Where Windows has registry run keys and scheduled tasks for persistence, macOS uses launch agents (per-user, ~/Library/LaunchAgents/) and launch daemons (system-wide, /Library/LaunchDaemons/). Each is a property list (.plist) file specifying a program to run at user login (agents) or system startup (daemons). An attacker who drops a malicious .plist in LaunchAgents gains persistence that survives reboot. MDE for macOS monitors these directories for new .plist creation through the ES framework's file monitoring, alerting if the .plist points to a suspicious binary. Login items — applications configured to launch at user login through System Settings — are another persistence mechanism that the ES framework monitors. Cron jobs exist on macOS but are less commonly used than on Linux — launch agents are the standard persistence mechanism for macOS. The SIP-protected LaunchDaemons directory at /System/Library/LaunchDaemons/ cannot be modified even by root, but the user-writable directories at ~/Library/LaunchAgents/ and /Library/LaunchDaemons/ are the primary persistence targets for macOS malware.

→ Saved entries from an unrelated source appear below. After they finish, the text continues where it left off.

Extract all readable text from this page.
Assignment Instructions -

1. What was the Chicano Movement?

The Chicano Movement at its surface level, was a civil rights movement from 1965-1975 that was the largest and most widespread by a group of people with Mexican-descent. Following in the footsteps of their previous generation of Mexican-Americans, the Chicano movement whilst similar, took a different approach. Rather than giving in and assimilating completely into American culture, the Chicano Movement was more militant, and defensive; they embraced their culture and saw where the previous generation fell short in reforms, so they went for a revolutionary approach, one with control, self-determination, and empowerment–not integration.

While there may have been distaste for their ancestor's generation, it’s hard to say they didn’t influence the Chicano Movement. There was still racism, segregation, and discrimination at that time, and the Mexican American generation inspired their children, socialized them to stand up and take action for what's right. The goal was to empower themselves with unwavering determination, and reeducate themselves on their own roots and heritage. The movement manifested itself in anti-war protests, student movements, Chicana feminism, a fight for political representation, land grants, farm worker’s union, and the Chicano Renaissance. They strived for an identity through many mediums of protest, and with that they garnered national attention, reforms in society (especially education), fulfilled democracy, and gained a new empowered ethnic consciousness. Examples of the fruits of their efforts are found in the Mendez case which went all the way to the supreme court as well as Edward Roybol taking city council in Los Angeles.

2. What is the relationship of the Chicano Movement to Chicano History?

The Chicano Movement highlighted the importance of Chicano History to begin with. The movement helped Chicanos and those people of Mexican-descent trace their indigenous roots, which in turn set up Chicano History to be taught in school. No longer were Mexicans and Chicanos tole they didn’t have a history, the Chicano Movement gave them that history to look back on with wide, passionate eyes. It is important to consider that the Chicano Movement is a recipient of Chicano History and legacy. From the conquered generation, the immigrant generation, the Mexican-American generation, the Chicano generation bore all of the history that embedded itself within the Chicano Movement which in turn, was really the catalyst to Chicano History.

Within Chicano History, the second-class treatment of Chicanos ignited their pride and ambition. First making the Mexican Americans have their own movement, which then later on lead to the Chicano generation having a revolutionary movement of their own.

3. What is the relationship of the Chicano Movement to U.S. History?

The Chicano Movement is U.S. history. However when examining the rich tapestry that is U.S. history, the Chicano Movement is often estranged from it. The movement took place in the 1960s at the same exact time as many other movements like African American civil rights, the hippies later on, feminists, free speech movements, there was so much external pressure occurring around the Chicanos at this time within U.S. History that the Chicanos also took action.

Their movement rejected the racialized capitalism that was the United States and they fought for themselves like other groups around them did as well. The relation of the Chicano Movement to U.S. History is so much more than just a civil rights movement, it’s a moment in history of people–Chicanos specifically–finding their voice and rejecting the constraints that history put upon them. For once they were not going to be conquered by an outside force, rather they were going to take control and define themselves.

This query detects the macOS equivalent of Windows registry Run key persistence — new .plist files created in LaunchAgents or LaunchDaemons directories. On a stable macOS fleet, software installations are the primary legitimate source of new launch agents. A .plist created by a scripting engine (bash, python, osascript) rather than an installer process warrants investigation. The InitiatingProcessFileName field distinguishes between legitimate installer activity and suspicious persistence creation — the same process-context filtering that works for Windows registry persistence applies to macOS launch agent detection.
The belief that macOS does not need endpoint security because Apple's built-in protections are sufficient. macOS malware exists and is increasing — families like Shlayer, Atomic Stealer (AMOS), MacStealer, and Realst actively target macOS. TCC bypass vulnerabilities are discovered regularly. Gatekeeper can be circumvented by distributing malware through already-signed applications or by social engineering users into overriding the prompt. More importantly, macOS endpoints access the same M365 data, the same email, and the same SharePoint as Windows endpoints — a compromised macOS device is a path to your organization's data regardless of the endpoint's OS.
Endpoint Security Principle
macOS provides stronger built-in protection than Windows or Linux — TCC restricts application access to sensitive resources, Gatekeeper prevents unsigned execution, SIP protects system integrity from root. But macOS's built-in controls are prevention-focused. They do not provide behavioral EDR, custom detection rules, cross-platform correlation, or centralized management. MDE for macOS adds the detection and management layer on top of Apple's prevention layer — the two are complementary, not redundant.